Os votos foram proferidos durante o julgamento virtual de recursos contrários à decisão da Corte que limitou os repasses dos benefícios e vetou o pagamento retroativo. A decisão foi proferida no dia 25 de março.
O placar do julgamento está 4 votos a 0 pela liberação dos penduricalhos retroativos à decisão da Corte.
Os votos foram proferidos pelos ministros Flávio Dino, Gilmar Mendes e Cristiano Zanin, relatores das ações que foram julgadas pelo Supremo.
Pelo entendimento dos relatores, o Conselho Nacional de Justiça (CNJ), no prazo máximo de 30 dias, deverá encaminhar ao Supremo a relação das verbas e gratificações legais que eram pagas antes da decisão da Corte.
Após receber o relatório, o Supremo poderá liberar o pagamento dos retroativos, que deverão observar o limite de 35% fixado anteriormente.
O julgamento virtual vai até segunda-feira (30). Faltam os votos de seis ministros.
Penduricalhos são benefícios concedidos a servidores públicos e que, somados ao salário, ultrapassam a remuneração máxima definida constitucionalmente, hoje de R$ 46,3 mil.
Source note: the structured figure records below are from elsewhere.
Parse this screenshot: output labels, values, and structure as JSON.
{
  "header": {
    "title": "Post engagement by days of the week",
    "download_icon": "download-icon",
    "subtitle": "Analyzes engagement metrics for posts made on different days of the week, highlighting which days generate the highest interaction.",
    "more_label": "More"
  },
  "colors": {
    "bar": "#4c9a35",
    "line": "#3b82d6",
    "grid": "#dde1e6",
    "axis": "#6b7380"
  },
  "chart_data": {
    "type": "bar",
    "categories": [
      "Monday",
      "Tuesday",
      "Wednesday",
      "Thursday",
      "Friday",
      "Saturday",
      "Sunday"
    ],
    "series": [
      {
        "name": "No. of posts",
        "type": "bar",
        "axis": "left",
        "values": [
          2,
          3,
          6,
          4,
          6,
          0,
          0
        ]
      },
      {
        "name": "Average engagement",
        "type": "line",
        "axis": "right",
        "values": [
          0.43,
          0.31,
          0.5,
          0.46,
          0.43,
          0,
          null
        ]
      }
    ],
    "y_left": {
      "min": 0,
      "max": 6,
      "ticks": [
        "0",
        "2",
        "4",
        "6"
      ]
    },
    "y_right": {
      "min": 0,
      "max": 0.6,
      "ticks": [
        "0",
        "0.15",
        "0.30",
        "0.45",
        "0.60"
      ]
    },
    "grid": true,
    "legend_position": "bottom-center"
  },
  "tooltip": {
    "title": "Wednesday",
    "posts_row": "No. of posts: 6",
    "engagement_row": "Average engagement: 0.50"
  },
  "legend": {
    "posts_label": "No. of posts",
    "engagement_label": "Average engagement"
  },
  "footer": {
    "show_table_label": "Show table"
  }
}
No dia 25 de março, por unanimidade, os ministros decidiram que as indenizações adicionais, gratificações e auxílios deverão ser limitados a 35% do valor do salário dos integrantes da Corte.
Dessa forma, juízes, promotores e procuradores poderão ganhar pelo menos R$ 62,5 mil mensais, somando o teto e R$ 16,2 mil em penduricalhos.